The Guildford Shakespeare Company
Holy Trinity Church, Guildford High Street
Always original, always inventive, always exciting—and constantly producing exceptional shows—the Guildford Shakespeare Company has now decided that now it is time to see what they can do with Julius Caesar.
The timing is perfect, the political machinations of Caesar’s time are much the same as the volatile global situation today—and not necessarily without the knives. The production is in modern dress, but the text is always Shakespeare’s.
The first idea of the company was that with so many women in positions of power today it made sense to give women equal status, the outcome being that many of the conspirators are now female. It did take a little time to come to terms with a female Brutus, but this is Johanne Murdoch proving that she is not only equal to the role but totally excels in it with some very memorable and emotional speeches. Her Brutus is indeed "an honourable man" who checks his conscience at every turn and carefully considers his actions before committing himself. You can feel the conflict within her as she reasons things out to herself.
The performers, in character, talk to the audience beforehand preparing us for the arrival of Caesar, the conquering hero and, pointing out the television cameras, they encourage us to shout, cheer and wave banners when the great man arrives. It’s all very much the razzmatazz of the American campaign trail with music blaring, TV cameras whirring and excitement mounting, (did I hear a helicopter?).
Eventually, accompanied by his glamorous wife Calpurnia (Jessica Guise) Caesar arrives on stage showing a wide and very false beaming smile to the crowd but at the same time, from the corner of his mouth, he is warning Mark Antony to beware of Cassius (Chris Porter in "lean and hungry", avaricious mode).
His fears are justified as what follows is the most famous stabbing in history which is superbly executed (in all senses) and, although expected, comes as a bit of a shock being so brutally realistic with Caesar staggering in pain before collapsing with a pained “Et tu Brute?”

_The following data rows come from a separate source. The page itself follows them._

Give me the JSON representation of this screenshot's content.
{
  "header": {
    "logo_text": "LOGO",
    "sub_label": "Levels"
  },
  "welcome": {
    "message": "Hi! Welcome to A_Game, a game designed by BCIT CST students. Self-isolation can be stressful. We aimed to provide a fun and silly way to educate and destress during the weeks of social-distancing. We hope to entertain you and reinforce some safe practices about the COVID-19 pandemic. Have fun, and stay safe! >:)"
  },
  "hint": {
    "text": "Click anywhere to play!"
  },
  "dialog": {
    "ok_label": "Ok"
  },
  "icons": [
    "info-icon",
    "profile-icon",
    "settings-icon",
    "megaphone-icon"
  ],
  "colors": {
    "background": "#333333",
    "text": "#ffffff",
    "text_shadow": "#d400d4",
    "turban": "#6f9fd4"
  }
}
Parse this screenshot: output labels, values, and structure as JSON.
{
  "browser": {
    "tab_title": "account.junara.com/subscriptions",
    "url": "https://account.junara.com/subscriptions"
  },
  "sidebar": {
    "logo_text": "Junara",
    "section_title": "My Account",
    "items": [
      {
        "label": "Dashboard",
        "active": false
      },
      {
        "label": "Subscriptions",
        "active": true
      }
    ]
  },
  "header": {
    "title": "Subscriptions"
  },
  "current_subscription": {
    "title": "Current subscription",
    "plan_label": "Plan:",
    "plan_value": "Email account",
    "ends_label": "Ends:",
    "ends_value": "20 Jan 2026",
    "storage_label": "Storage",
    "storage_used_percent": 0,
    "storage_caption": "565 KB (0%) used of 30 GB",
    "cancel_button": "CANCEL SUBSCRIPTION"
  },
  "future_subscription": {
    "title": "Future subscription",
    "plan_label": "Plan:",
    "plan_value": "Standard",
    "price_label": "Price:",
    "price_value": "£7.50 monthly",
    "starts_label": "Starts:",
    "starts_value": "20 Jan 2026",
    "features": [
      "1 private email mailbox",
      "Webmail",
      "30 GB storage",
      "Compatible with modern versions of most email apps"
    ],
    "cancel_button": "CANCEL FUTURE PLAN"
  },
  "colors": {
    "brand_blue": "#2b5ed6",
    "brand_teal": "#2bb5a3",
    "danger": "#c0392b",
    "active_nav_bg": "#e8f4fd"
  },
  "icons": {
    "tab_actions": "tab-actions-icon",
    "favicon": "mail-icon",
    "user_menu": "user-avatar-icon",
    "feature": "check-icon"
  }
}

The crowd are shocked too and want retribution but Brutus’s speech convincing them that he has saved them from a would-be tyrant has them eating out of his hand—big mistake letting Mark Antony speak next.
In Jack Wharrier’s hands, the "Friends, Romans, countrymen" speech becomes a clever and emotional masterclass on how to manipulate a crowd. Every nuance, every inflection and every expression are carefully judged and emotionally delivered with the words “honourable men” becoming gradually almost lost in the rhetoric. Beautiful!
The two opposing parties now have to fight it out and we come to the battle, and what a joy this is! To a throbbing and insistent beat the armies advance, engage in skirmishes, lose men, retreat and advance again, the whole turning into a dance of war, intricate and superb.
I looked for the choreographer in the programme but, not finding one I assumed that this is the work of Fight Director Philip D’Orleans who covered the stabbing. Not so - it seems that Gemma Fairlie, as well as directing and adapting this terrific production. also created the war choreography - genius!
The two founder members of the company, also exceptional performers, have several smaller parts to play here. Matt Pinches as Marullus works himself into a frenzy of frustrated indignation as he berates the crowd (us) for our idleness and fickle nature cheering for Caesar when a short while ago we were welcoming Pompey, and Sarah Gobran as the Soothsayer warns of the "Ides of March". I did wonder what that bag lady was doing in the audience.
I make no excuses for raving about this production. It is, in my opinion, exceptionally brilliant and one I shall remember for a very long time.